I learned to hate myself in childhood.
I learned that I was the girl who was spit on in the hallways of the high school. I learned that others could write nasty things about me and paste them on my locker or in my schoolbooks or on the wall. I learned to be afraid to come home at night because my house would be vandalized. I learned in fifth grade what it was like when no one talks to you for many months and you don't know why. I learned that there are some things we never talk about even though they should be talked about. I learned that most people wouldn't fight for me or stick up for me.
I learned how to live in my own head and to chant the mantra "I don't care," over and over again.
I learned how to live in a world of pain and hurt and how to fight.
I learned to place my worth on how others treated me.
There might be a reason I write about learning from the past and not letting it define you. Sometimes I think it's due to the codependency in which I've lived for so many years. Even as an adult, I've lived in a way that looks for worth on externals -- it's the do more, be more philosophy of hoping to please other people with the hopes that they will value you.
You see, I learned in those young years that I wasn't valued.
At least that's how it wrongly translated and morphed and shifted into adulthood.
I began to think my value was based on being the best all the time. I stopped resting or doing things that were fun. I became afraid to speak my mind in fear that others would be mad at me.
At a deep level I feared -- and still fear at times -- being alone.
And that's what makes me write today.
That's what makes me a passionate voice for the words you are enough and I am enough. It's what makes me tear up when I read about others who feel alone and that they feel as if they don't measure up. I've had to fight to not let the demons, the patterns of childhood and worth, taint who I am today. It's not as easy as one would think.
Logically, I know I should let go. Convince my heart of it sometimes as well. Sometimes, I'll slip back into that mindset -- the mindset of needing to overachieve to feel valued -- and I'll run myself ragged. I'll let my emotions taint the present.
But I've discovered something that I want to share with you. Maybe in living a life where I've felt inconsequential because I derived worth and value from the wrong places for so many years has finally taught me wisdom 39 1/3 years later.
Your worth is never dependent on how others treat you.

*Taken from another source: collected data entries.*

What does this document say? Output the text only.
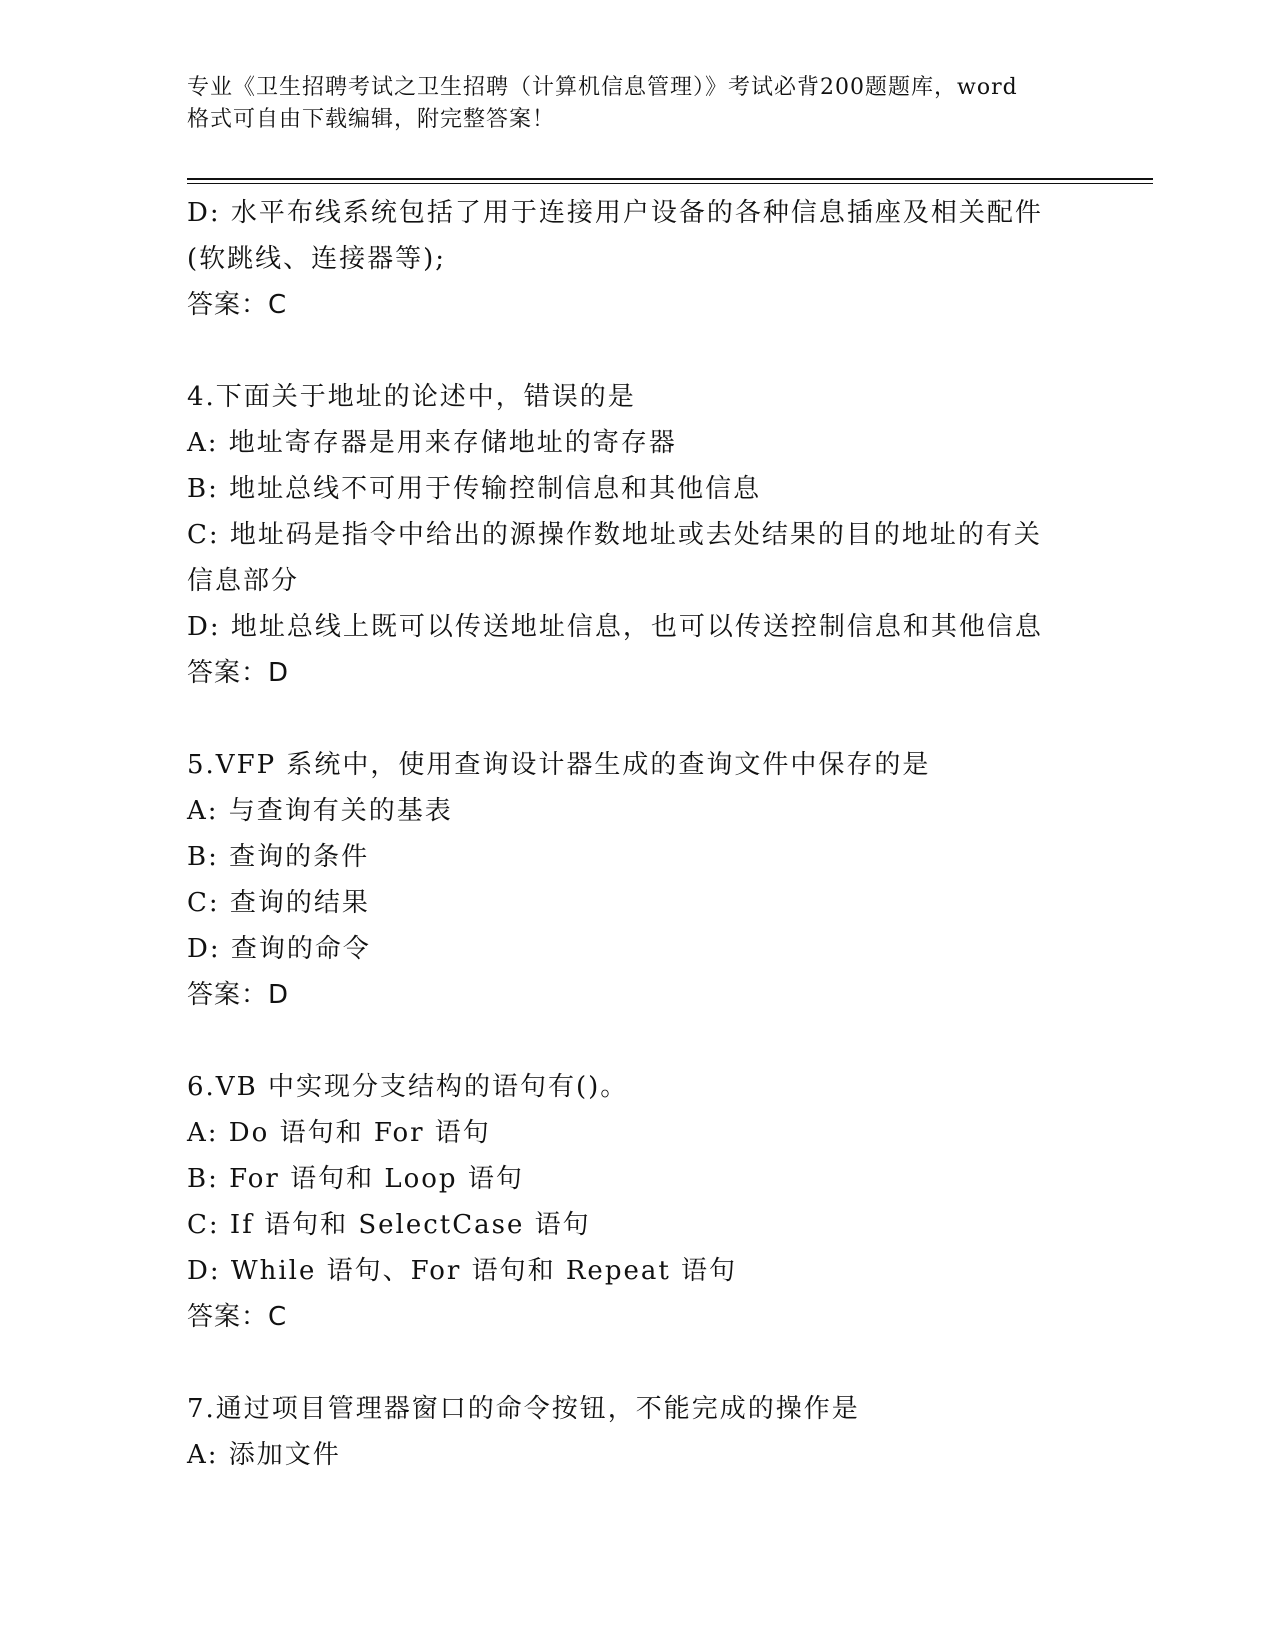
专业《卫生招聘考试之卫生招聘（计算机信息管理）》考试必背200题题库，word
格式可自由下载编辑，附完整答案！
D: 水平布线系统包括了用于连接用户设备的各种信息插座及相关配件
(软跳线、连接器等);
答案：C
4.下面关于地址的论述中，错误的是
A: 地址寄存器是用来存储地址的寄存器
B: 地址总线不可用于传输控制信息和其他信息
C: 地址码是指令中给出的源操作数地址或去处结果的目的地址的有关
信息部分
D: 地址总线上既可以传送地址信息，也可以传送控制信息和其他信息
答案：D
5.VFP 系统中，使用查询设计器生成的查询文件中保存的是
A: 与查询有关的基表
B: 查询的条件
C: 查询的结果
D: 查询的命令
答案：D
6.VB 中实现分支结构的语句有()。
A: Do 语句和 For 语句
B: For 语句和 Loop 语句
C: If 语句和 SelectCase 语句
D: While 语句、For 语句和 Repeat 语句
答案：C
7.通过项目管理器窗口的命令按钮，不能完成的操作是
A: 添加文件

Your worth is not dependent on everything that you do every day.
You are valued because you are you.
It's a hard truth to realize sometimes. It's hard to let go of those labels that stick tighter than Gorilla Glue to our hearts. It's hard to remember it when it feels like the world is against you. It's hard to define yourself not based on the things you do. It's hard to speak up and fight and to love. It's hard to appreciate yourself.
So I am here to remind you.
You are awesome, amazing, beautiful, funny, lovable, valued and enough even if for most of your life you felt otherwise.
You are enough.
Today I want you to have a moment where you simply love you for you. For all your imperfections and mistakes and all of that. Let go of those mistakes.
The past is in the past.
You have now. Today. This moment.
Fill your life with things that are good. Have friends that love you for you and stick with you even when you make mistakes. You will stumble, fall, trip and have times where you want to quit. You will have people not like you or respect you. Don't let all of those moments, those things, the past, or others define your worth or value.
You are absolutely worth it. You are worth it. You are worthy of love, joy, happiness and wonderful. You don't have to be perfect. You don't have to have a Hallmark past to have an amazing future. You don't have to have a life of roses and rainbows and sunshine to be valued and loved. You don't have to have a bank account bursting with extras. You don't have to do all the things that you think people need to do. You don't have to live in fear of what others think of you or how they treat you.
All that childhood stuff? I've learned to let it go. I was a kid. I didn't know the truths about life that I know now. What I do know is how important it is to love yourself for you and to not allow the past to taint today. I have learned how to fight for me and my family. I have learned to give myself grace for the times when I slip into old patterns of thought. I have learned to look at myself and to accept the journey that I am on.
So from me to you, the words that I want you to remember are these:
You are wonderful and amazing because you are you.
Don't let others define your value.
You are valued because you are you.
And in it all you are enough.
One other thing -- bullying in childhood is a serious thing. A child should never be forced to tough it out, look the other way, or deal with it. Children in situations like that need love, support, and a solution. They need an advocate.